10. DNS uses UDP instead of TCP. If a DNS packet is lost, there is no automatic recover. How is this problem handled?
    
    If a DNS packet using UDP is lost this problem must be handled at the application layer. If an answer is not received after some period of time the specific application may choose to resend the DNS query. For instance the Linux DNS utility "host" by default will send a DNS query only once, but using the "-R " option will make it requery up to times if necessary. Other applications, such as web browsers like Mozilla and IE, may differ in timeout values for DNS queries as well as in how many times they will resend DNS queries before giving up.
    
    The DNS RFC (1035) also says this:
    
    "The optimal UDP retransmission policy will vary with performance of the Internet and the needs of the client, but the following are recommended:
    - The client should try other servers and server addresses before repeating a query to a specific address of a server.
    - The retransmission interval should be based on prior statistics if possible. Too aggressive retransmission can easily slow responses for the community at large. Depending on how well connected the client is to its expected servers, the minimum retransmission interval should be 2-5 seconds."
    
    and this:
    
    "The key algorithm uses the state information of the request to select the next name server address to query, and also computes a timeout which will cause the next action should a response not arrive. The next action will usually be a transmission to some other server, but may be a temporary error to the client."
    

11. Can a machine with a single DNS name have multiple IP addresses? How could this occur? Consider a hypothetical situation where it does happen, when a lookup occurs, what is the result?
    
    Yes, a machine with a single DNS name can have multiple IP addresses. This question specifically asks about "a" machine. One machine can have multiple IP addresses if it has multiple network interfaces.
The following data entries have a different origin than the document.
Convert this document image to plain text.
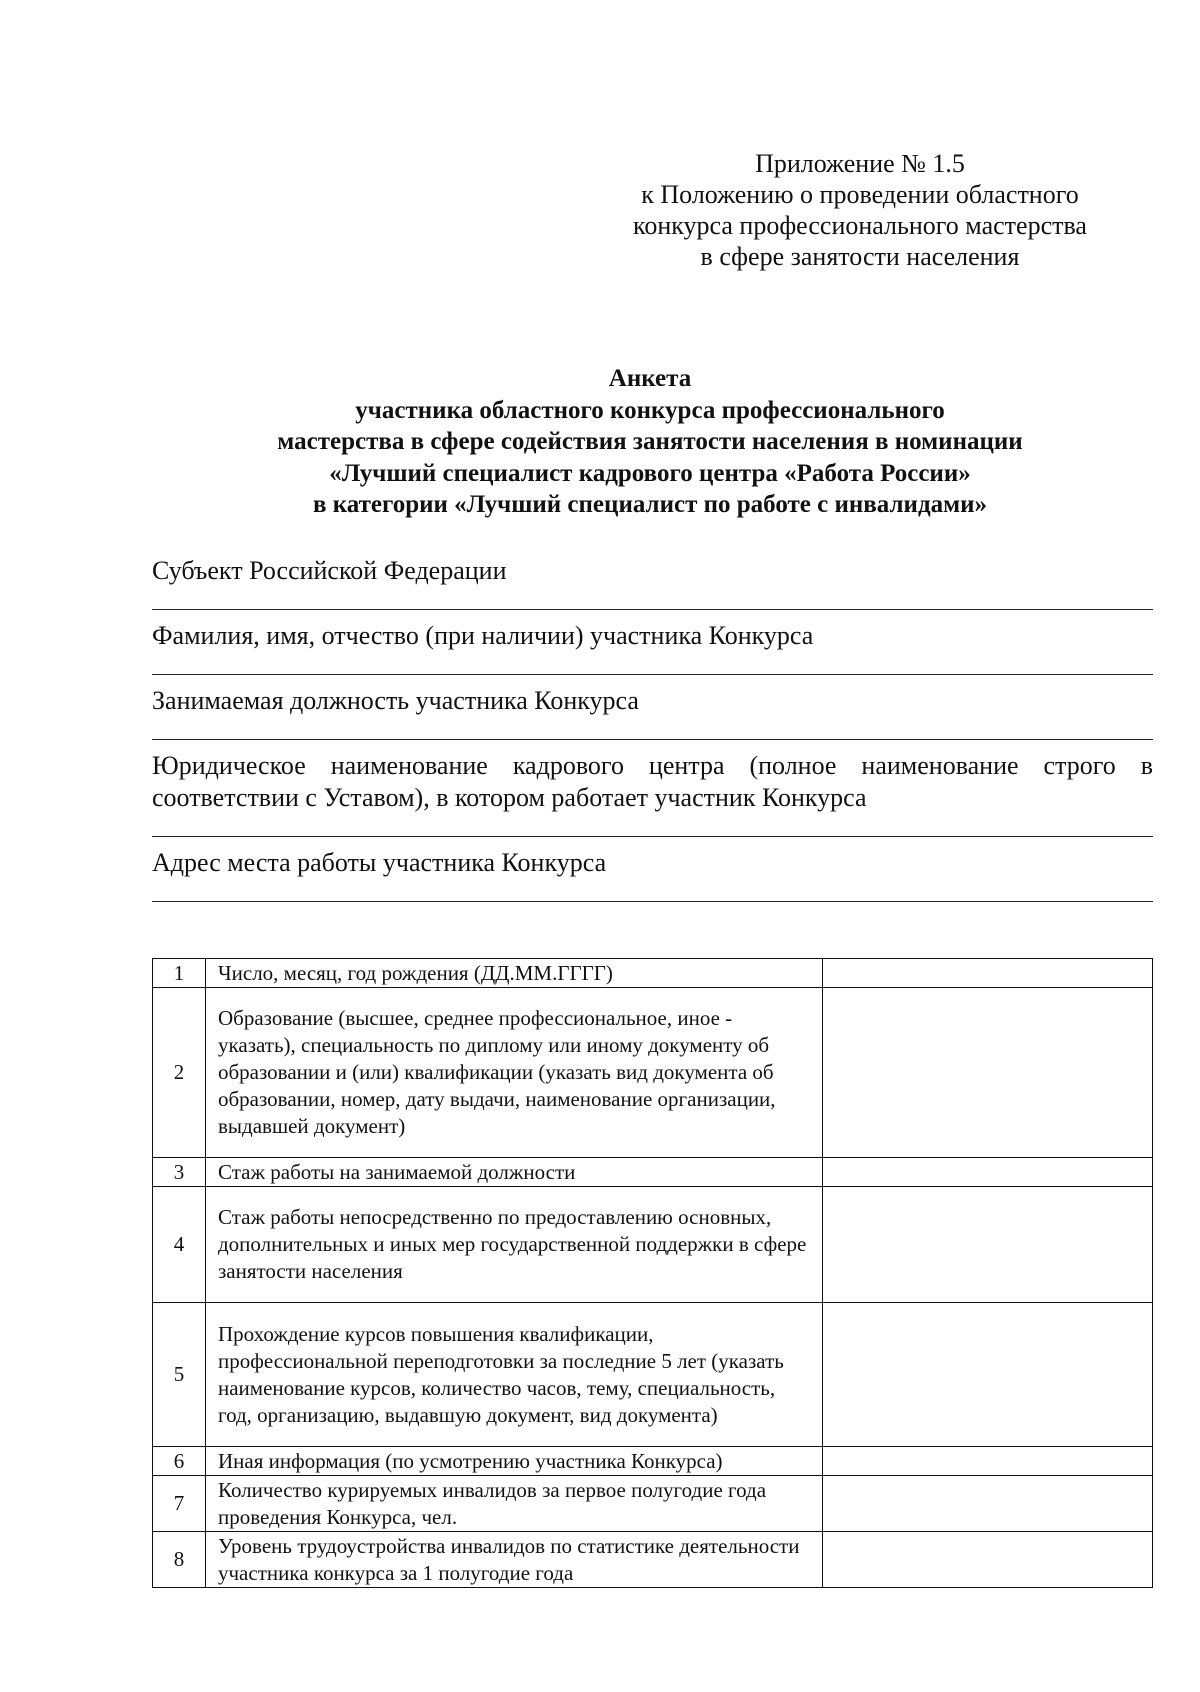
Приложение № 1.5
к Положению о проведении областного
конкурса профессионального мастерства
в сфере занятости населения
Анкета
участника областного конкурса профессионального
мастерства в сфере содействия занятости населения в номинации
«Лучший специалист кадрового центра «Работа России»
в категории «Лучший специалист по работе с инвалидами»
Субъект Российской Федерации
Фамилия, имя, отчество (при наличии) участника Конкурса
Занимаемая должность участника Конкурса
Юридическое наименование кадрового центра (полное наименование строго в соответствии с Уставом), в котором работает участник Конкурса
Адрес места работы участника Конкурса
1	Число, месяц, год рождения (ДД.ММ.ГГГГ)	
2	Образование (высшее, среднее профессиональное, иное - указать), специальность по диплому или иному документу об образовании и (или) квалификации (указать вид документа об образовании, номер, дату выдачи, наименование организации, выдавшей документ)	
3	Стаж работы на занимаемой должности	
4	Стаж работы непосредственно по предоставлению основных, дополнительных и иных мер государственной поддержки в сфере занятости населения	
5	Прохождение курсов повышения квалификации, профессиональной переподготовки за последние 5 лет (указать наименование курсов, количество часов, тему, специальность, год, организацию, выдавшую документ, вид документа)	
6	Иная информация (по усмотрению участника Конкурса)	
7	Количество курируемых инвалидов за первое полугодие года проведения Конкурса, чел.	
8	Уровень трудоустройства инвалидов по статистике деятельности участника конкурса за 1 полугодие года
    And so if a single DNS name points to multiple IP addresses, it can either be the case that there are truly multiple machines or one machine with multiple network interfaces. For example:
    
    [unj@fats unj]$ host aol.com
    aol.com has address 205.188.160.121
    aol.com has address 205.188.145.215
    aol.com has address 64.12.187.25
    aol.com has address 64.12.149.24
    
    DNS doesn't know and can't actually distinguish between whether the multiple IP addresses are for different machines or not.

    Having this one name to multiple IP addresses mapping can occur for many different reasons, but it is commonly done as a way to perform load-balancing for DNS addresses which correspond to high-traffic servers. There are other ways to perform load-balancing, but in this case sequential DNS lookups would return different IP addresses.